Tobacco for health with new plant breeding techniques

The University of Oxford participates in the EU-funded NEWCOTIANA project, a research and innovation initiative that combines several new plant breeding techniques to produce medical and cosmetic products in tobacco plants.

NEWCOTIANA is a 7.2M H2020 EU project coordinated by scientists at the Institute for Plant Molecular and Cellular Biology (IBMCP) from the Spanish Research Council (CSIC) with participation of 19 industrial and academic partners form 8 European countries and Australia.

Taking advantage of cutting-edge molecular breeding methodologies, researchers will develop new varieties of tobacco and its wild relative Nicotiana benthamiana to produce added-value compounds such as antibodies, vaccines and drugs in a sustainable manner.

The NEWCOTIANA consortium will apply new plant breeding techniques to turn tobacco leaves into efficient plant factories for medical, pharmaceutical and cosmetic products.

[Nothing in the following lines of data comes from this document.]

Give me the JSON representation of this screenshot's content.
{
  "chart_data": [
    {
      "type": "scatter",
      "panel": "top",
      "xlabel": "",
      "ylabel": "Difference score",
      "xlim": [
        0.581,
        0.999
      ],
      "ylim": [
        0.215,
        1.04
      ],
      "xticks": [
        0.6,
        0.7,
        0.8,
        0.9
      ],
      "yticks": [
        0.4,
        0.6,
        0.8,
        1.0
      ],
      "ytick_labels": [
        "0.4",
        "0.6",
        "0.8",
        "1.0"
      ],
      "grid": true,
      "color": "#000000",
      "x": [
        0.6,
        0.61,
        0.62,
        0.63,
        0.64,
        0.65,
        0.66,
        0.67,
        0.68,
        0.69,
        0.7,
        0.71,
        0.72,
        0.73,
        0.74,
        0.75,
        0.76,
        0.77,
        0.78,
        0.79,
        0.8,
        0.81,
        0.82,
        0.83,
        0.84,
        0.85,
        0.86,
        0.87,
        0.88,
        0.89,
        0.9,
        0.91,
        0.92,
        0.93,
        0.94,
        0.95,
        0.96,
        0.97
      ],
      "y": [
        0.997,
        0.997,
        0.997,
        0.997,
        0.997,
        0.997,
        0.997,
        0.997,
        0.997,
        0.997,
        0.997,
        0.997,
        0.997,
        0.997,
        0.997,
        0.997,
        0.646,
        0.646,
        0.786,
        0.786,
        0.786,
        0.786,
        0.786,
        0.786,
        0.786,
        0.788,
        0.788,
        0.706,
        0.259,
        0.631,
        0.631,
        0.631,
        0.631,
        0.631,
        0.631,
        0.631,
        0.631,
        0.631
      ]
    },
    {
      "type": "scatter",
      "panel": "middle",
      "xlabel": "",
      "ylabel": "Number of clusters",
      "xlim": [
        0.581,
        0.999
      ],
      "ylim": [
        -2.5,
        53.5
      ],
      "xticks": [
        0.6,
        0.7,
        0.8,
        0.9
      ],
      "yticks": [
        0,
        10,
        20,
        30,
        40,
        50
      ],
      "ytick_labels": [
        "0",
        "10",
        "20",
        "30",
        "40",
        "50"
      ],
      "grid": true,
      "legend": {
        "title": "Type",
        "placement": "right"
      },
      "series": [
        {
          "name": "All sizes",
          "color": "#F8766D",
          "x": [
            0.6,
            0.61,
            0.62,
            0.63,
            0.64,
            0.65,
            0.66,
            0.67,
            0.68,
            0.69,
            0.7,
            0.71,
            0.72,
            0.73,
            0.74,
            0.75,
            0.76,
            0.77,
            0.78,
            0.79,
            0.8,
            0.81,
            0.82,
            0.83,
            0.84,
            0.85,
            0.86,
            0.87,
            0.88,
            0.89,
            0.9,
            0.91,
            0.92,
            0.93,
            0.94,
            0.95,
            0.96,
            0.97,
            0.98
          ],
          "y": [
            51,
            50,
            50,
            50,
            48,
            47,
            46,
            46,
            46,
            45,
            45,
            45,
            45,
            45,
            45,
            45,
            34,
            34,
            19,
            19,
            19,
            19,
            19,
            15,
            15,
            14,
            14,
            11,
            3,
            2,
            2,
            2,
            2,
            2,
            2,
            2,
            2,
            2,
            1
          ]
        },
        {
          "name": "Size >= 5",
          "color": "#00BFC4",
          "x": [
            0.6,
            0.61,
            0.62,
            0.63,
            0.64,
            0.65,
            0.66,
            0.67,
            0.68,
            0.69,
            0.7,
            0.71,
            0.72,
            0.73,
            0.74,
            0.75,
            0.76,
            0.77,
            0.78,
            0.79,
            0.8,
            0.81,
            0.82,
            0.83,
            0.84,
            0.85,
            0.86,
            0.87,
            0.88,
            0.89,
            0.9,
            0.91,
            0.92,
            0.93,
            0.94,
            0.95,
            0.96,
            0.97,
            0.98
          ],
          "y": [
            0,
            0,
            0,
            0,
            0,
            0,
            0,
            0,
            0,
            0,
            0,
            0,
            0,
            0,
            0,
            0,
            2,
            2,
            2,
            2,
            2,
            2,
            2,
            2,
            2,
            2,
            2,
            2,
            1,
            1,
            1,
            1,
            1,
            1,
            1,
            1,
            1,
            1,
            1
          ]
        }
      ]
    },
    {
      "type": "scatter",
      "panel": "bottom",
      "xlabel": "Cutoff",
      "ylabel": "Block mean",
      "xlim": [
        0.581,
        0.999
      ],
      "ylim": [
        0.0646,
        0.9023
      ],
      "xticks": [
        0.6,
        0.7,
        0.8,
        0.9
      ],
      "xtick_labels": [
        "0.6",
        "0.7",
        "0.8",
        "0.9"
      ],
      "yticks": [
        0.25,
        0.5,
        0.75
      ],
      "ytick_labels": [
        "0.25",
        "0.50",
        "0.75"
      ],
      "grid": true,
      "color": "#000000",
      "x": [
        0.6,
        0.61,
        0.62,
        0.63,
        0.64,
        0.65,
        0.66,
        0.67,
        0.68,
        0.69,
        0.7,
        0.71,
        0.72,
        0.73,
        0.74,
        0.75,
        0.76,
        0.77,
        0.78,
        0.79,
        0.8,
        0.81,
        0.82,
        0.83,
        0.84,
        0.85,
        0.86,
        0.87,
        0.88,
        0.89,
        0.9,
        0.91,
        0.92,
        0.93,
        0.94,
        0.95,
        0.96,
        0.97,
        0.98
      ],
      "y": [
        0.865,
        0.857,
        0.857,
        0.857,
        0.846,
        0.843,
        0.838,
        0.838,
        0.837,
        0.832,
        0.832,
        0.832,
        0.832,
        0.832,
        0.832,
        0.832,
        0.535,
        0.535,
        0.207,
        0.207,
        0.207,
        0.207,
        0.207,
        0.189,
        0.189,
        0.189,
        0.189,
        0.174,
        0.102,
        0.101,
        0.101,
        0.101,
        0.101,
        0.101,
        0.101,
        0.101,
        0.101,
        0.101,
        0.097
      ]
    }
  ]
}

The same is true for the leaves of Nicotiana benthamiana, a dwarf tobacco relative from Australia which is specially suited for indoors production of bio-pharmaceuticals. In this way, improved varieties (‘newcotiana’ plants) will be bred to produce vaccines, antibodies, and other health-promoting substances including anti-aging or anti-inflammatory compounds.

Cutting-edge breeding technologies include the so-called CRISPR technique, also known as genome editing, which offers unprecedented opportunities for crop breeding. Another breeding techniques that researchers will apply are modern forms of grafting, or infiltration for temporary gene expression.

"We will breed new varieties of tobacco and Nicotiana benthamina that will work safely and efficiently as biofactories," explains Professor Renier van der Hoorn, a leading scientist in the project. "Plants will be used as production platforms for molecular farming to harvest high value medical substances."

By taking advantage of NPBTs, NEWCOTIANA is expected to contribute to revive the traditional cultivation of tobacco, creating new applications that are good for health, and revitalizing rural areas in decline with high-value products in line with the European Knowledge-Based Economy.

Professor van der Hoorn will have an important contribution to NEWCOTIANA by investigating how to reduce the degradation of pharmaceutical proteins in plants. These pharmaceutical proteins are often degraded by plant enzymes and the removal of these enzymes will dramatically improve this protein expression platform and facilitate the production of new pharmaceuticals in plants.